EAGER: Inexpensive and Rapid Detection of Per- and Polyfluoalkyl Substances in Drinking Water Supplies Using Macrocycle-Functionalized Gold Nanoparticles

Per- and polyfluoroalkyl substances (PFAS) consist of over 4,000 synthetic chemicals that are used in the manufacturing of a variety products including non-stick cookware, food wrappers, and fire-fighting foams. PFAS are commonly referred to as "forever chemicals" because they are extremely difficult to break down and become persistent once released into the environment.

PFAS have emerged as contaminants of great concern for human and ecosystem health due to their toxicity, mobility, and high tendency to accumulate in environmental media (e.g., soils and water) and living organisms and plants. One of the major routes for human exposure to PFAS is via the ingestion of drinking tap water. However, current analytical assays and tools used to measure PFAS concentrations in water (e.g., sample preconcentration followed by liquid chromatography and mass spectrometry) are expensive, time-consuming, and restricted to specialized laboratories.

The goal of this high-risk high-reward EAGER project is to develop a novel analytical tool for the inexpensive and rapid detection and quantification of PFAS in water samples based on a new Surface Enhanced Raman Spectroscopy (SERS) platform. The successful completion this project could lead to the development and validation of a rapid, cost effective and more efficient analytical tool to detect and quantify PFAS in drinking water sources.

Further benefits to society will be achieved through student education and training including the mentoring of one doctoral student and two undergraduate students.

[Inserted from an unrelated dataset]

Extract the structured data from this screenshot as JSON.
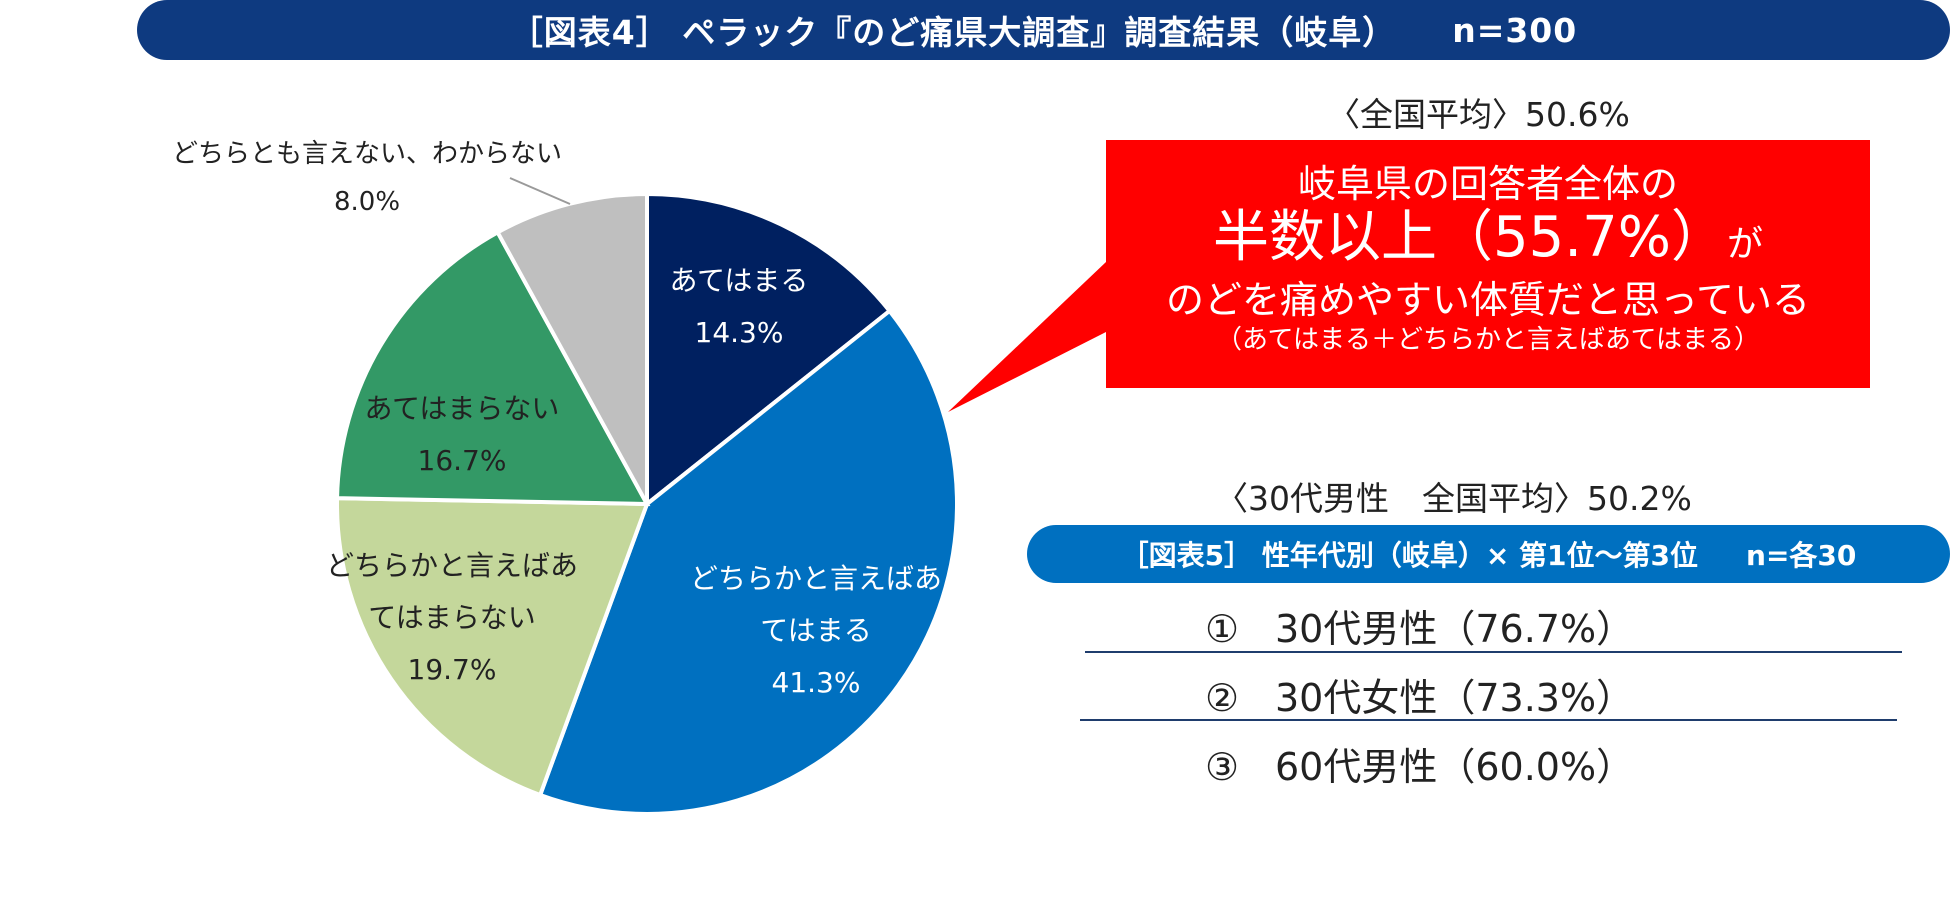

Chronic exposure to PFAS through the ingestion of drinking water has become a global health concern. The overarching goal of this high-risk high-reward EAGER project is to develop an inexpensive and robust method to quantify PFAS in drinking water. To advance this goal, the Principal Investigators (PIs) propose to leverage and integrate recent advances in plasmonics and supramolecular chemistry to 1) extract and concentrate PFAS molecules from water samples onto macrocycles (MCs) functionalized gold (Au) nanoparticles (NPs) immobilized within a bacterial cellulose (BC) matrix, and 2) use laser illumination to excite the PFAS laden MC functionalized Au NPs to generate hot-spot normalized surface-enhanced Raman spectra.

The collected Raman spectra are subsequently analyzed by an optical spectrometer to identify the extracted PFAS molecules and estimate their concentration in the tested water samples. To validate their new analytical method, the PIs propose to investigate PFAS detection and quantification under environmentally relevant conditions including in the presence of dissolved organic matter.

The successful completion of this project could lead to the development of a compact and modular device for rapid and onsite PFAS quantification in drinking water supplies. Ultimately, the PIs hope that their new analytic approach could shift the liquid chromatography-tandem mass spectrometry-based paradigm currently used by government and industry to monitor the contamination of drinking water sources by PFAS.

This award reflects NSF's statutory mission and has been deemed worthy of support through evaluation using the Foundation's intellectual merit and broader impacts review criteria.